La clause de conscience que font valoir certaines institutions de santé pour ne pas appliquer la loi sur l’euthanasie fera l’objet d’un prochain « avis » du Comité consultatif de Bioéthique, dont « une partie tend à prouver » qu’il n’existe « pas de fondement juridique » permettant d’affirmer qu’elle serait « légitime », a indiqué mardi l’un de ses membres, reconnaissant cependant qu’il n’y avait d’unanimité à ce propos.

La loi sur l’euthanasie permet au médecin de faire valoir une clause de conscience mais de nombreux observateurs affirment que des « institutions » (hôpitaux, maisons de repos, etc.) ont pour politique de l’intégrer dans leurs relations de travail avec le corps médical. En 2003, un médecin a été licencié. Il avait pratiqué un acte d’euthanasie, alors que la philosophie de l’institution qui l’employait n’acceptait pas ces pratiques médicales pourtant légalisées.

Il a obtenu gain de cause devant une commission d’arbitrage mais en raison d’un vice de procédure dans son licenciement. L’affaire reste pendante

devant la justice. Certains demandent une protection accrue des médecins et une meilleure garantie des droits des patients.

Quatre des quinze propositions de loi actuellement débattues au Sénat en vue d’une extension de loi sur l’euthanasie visent notamment à préciser le cadre de la clause de conscience. Certains textes prévoient une obligation faite au médecin qui soulèverait une objection de conscience, d’informer son patient en vue de lui permettre de faire valoir ses droits, d’autres de le renvoyer vers un service social ad hoc, d’autres enfin d’obliger le médecin en question à envoyer son patient vers un confrère apte à rencontrer ses doléances.

Une série de juristes se sont exprimés mardi sur l’état de la situation devant les Commissions réunies des Affaires sociales et de la Justice du Sénat. Professeur à l’Université de Liège et membre de la Commission fédérale de contrôle et d’évaluation de l’euthanasie,

Gilles Genicot a estimé qu’il n’existait pas de fondement juridique permettant de légitimer le fait que des « institutions » de soins aient recours à la clause de conscience, un point de vue, a-t-il assuré, que l’on retrouvera dans le prochain avis du Comité consultatif de bioéthique dont il fait partie.

Trois législations permettent une clause de conscience, l’interruption volontaire de grossesse, la procréation médicalement assistée et l’euthanasie, mais seule la deuxième prévoit explicitement la faculté pour une institution, en l’occurrence un centre de fécondation, d’orienter sa politique, a-t-il argué.

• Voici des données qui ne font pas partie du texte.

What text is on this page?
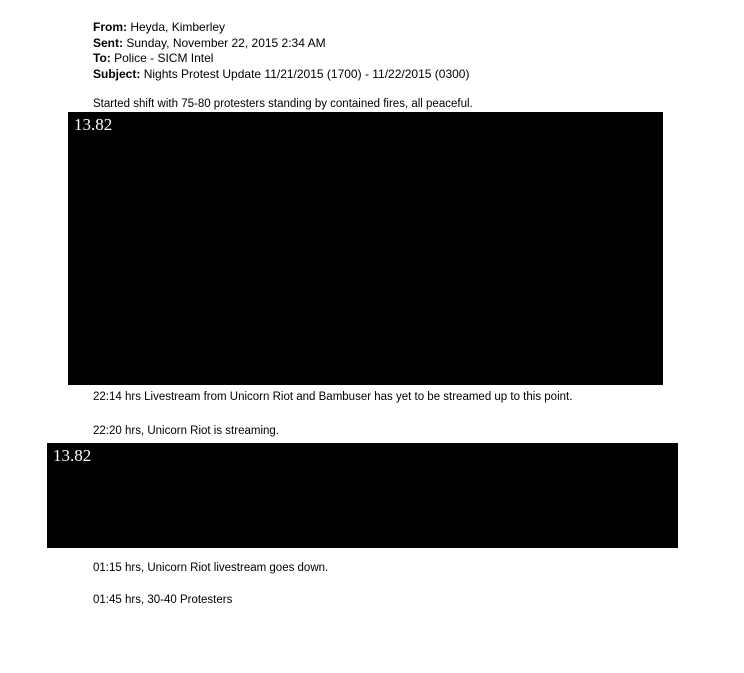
From: Heyda, Kimberley
Sent: Sunday, November 22, 2015 2:34 AM
To: Police - SICM Intel
Subject: Nights Protest Update 11/21/2015 (1700) - 11/22/2015 (0300)
Started shift with 75-80 protesters standing by contained fires, all peaceful.
13.82
22:14 hrs Livestream from Unicorn Riot and Bambuser has yet to be streamed up to this point.
22:20 hrs, Unicorn Riot is streaming.
13.82
01:15 hrs, Unicorn Riot livestream goes down.
01:45 hrs, 30-40 Protesters
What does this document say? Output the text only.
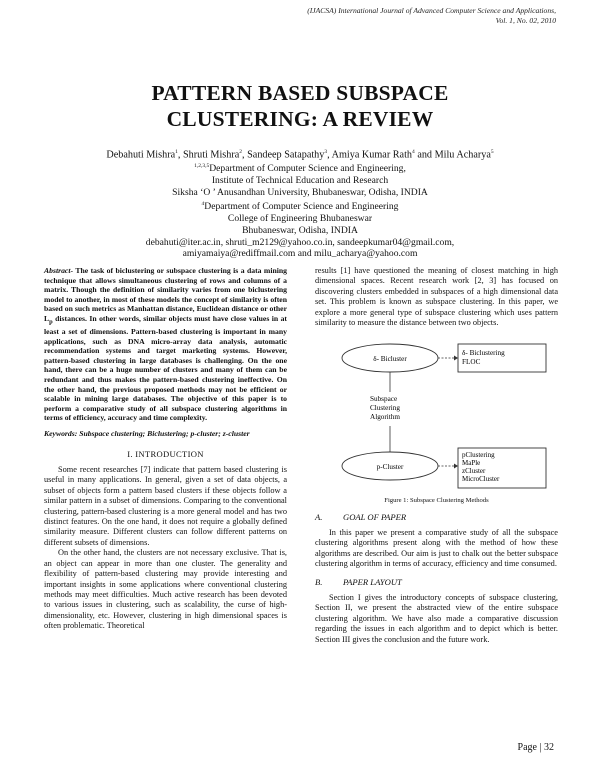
(IJACSA) International Journal of Advanced Computer Science and Applications,
Vol. 1, No. 02, 2010
PATTERN BASED SUBSPACE
CLUSTERING: A REVIEW
Debahuti Mishra$^1$, Shruti Mishra$^2$, Sandeep Satapathy$^3$, Amiya Kumar Rath$^4$ and Milu Acharya$^5$
$^{1,2,3,5}$Department of Computer Science and Engineering,
Institute of Technical Education and Research
Siksha ‘O ’ Anusandhan University, Bhubaneswar, Odisha, INDIA
$^4$Department of Computer Science and Engineering
College of Engineering Bhubaneswar
Bhubaneswar, Odisha, INDIA
debahuti@iter.ac.in, shruti_m2129@yahoo.co.in, sandeepkumar04@gmail.com,
amiyamaiya@rediffmail.com and milu_acharya@yahoo.com

Abstract- The task of biclustering or subspace clustering is a data mining technique that allows simultaneous clustering of rows and columns of a matrix. Though the definition of similarity varies from one biclustering model to another, in most of these models the concept of similarity is often based on such metrics as Manhattan distance, Euclidean distance or other $L_p$ distances. In other words, similar objects must have close values in at least a set of dimensions. Pattern-based clustering is important in many applications, such as DNA micro-array data analysis, automatic recommendation systems and target marketing systems. However, pattern-based clustering in large databases is challenging. On the one hand, there can be a huge number of clusters and many of them can be redundant and thus makes the pattern-based clustering ineffective. On the other hand, the previous proposed methods may not be efficient or scalable in mining large databases. The objective of this paper is to perform a comparative study of all subspace clustering algorithms in terms of efficiency, accuracy and time complexity.

Keywords: Subspace clustering; Biclustering; p-cluster; z-cluster

I. INTRODUCTION

Some recent researches [7] indicate that pattern based clustering is useful in many applications. In general, given a set of data objects, a subset of objects form a pattern based clusters if these objects follow a similar pattern in a subset of dimensions. Comparing to the conventional clustering, pattern-based clustering is a more general model and has two distinct features. On the one hand, it does not require a globally defined similarity measure. Different clusters can follow different patterns on different subsets of dimensions.

On the other hand, the clusters are not necessary exclusive. That is, an object can appear in more than one cluster. The generality and flexibility of pattern-based clustering may provide interesting and important insights in some applications where conventional clustering methods may meet difficulties. Much active research has been devoted to various issues in clustering, such as scalability, the curse of high-dimensionality, etc. However, clustering in high dimensional spaces is often problematic. Theoretical

results [1] have questioned the meaning of closest matching in high dimensional spaces. Recent research work [2, 3] has focused on discovering clusters embedded in subspaces of a high dimensional data set. This problem is known as subspace clustering. In this paper, we explore a more general type of subspace clustering which uses pattern similarity to measure the distance between two objects.

δ- Bicluster
δ- Biclustering
FLOC
Subspace
Clustering
Algorithm
p-Cluster
pClustering
MaPle
zCluster
MicroCluster
Figure 1: Subspace Clustering Methods

A. GOAL OF PAPER

In this paper we present a comparative study of all the subspace clustering algorithms present along with the method of how these algorithms are described. Our aim is just to chalk out the better subspace clustering algorithm in terms of accuracy, efficiency and time consumed.

B. PAPER LAYOUT

Section I gives the introductory concepts of subspace clustering, Section II, we present the abstracted view of the entire subspace clustering algorithm. We have also made a comparative discussion regarding the issues in each algorithm and to depict which is better. Section III gives the conclusion and the future work.

Page | 32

Chercheur postdoctorant à l’Université de Gand, Sylvie Tack s’est montrée plus nuancée, soulignant qu’on touchait à deux limites, celles du « droit du patient » et sa liberté de choix, et celles des « droits des collaborateurs » des institutions, dont les médecins, limités par les obligations liées au travail mais aussi, la loi anti-discirimination, la loyauté, le secret professionnel, etc. Elle a cependantégalement admis que la clause de conscience prévue par la loi sur l’euthanasie se limitait au « médecin » ou une autre « personne ». Reste à savoir s’il s’agit d’une personne physique. Il serait bon de préciser la loi, a-t-elle dit.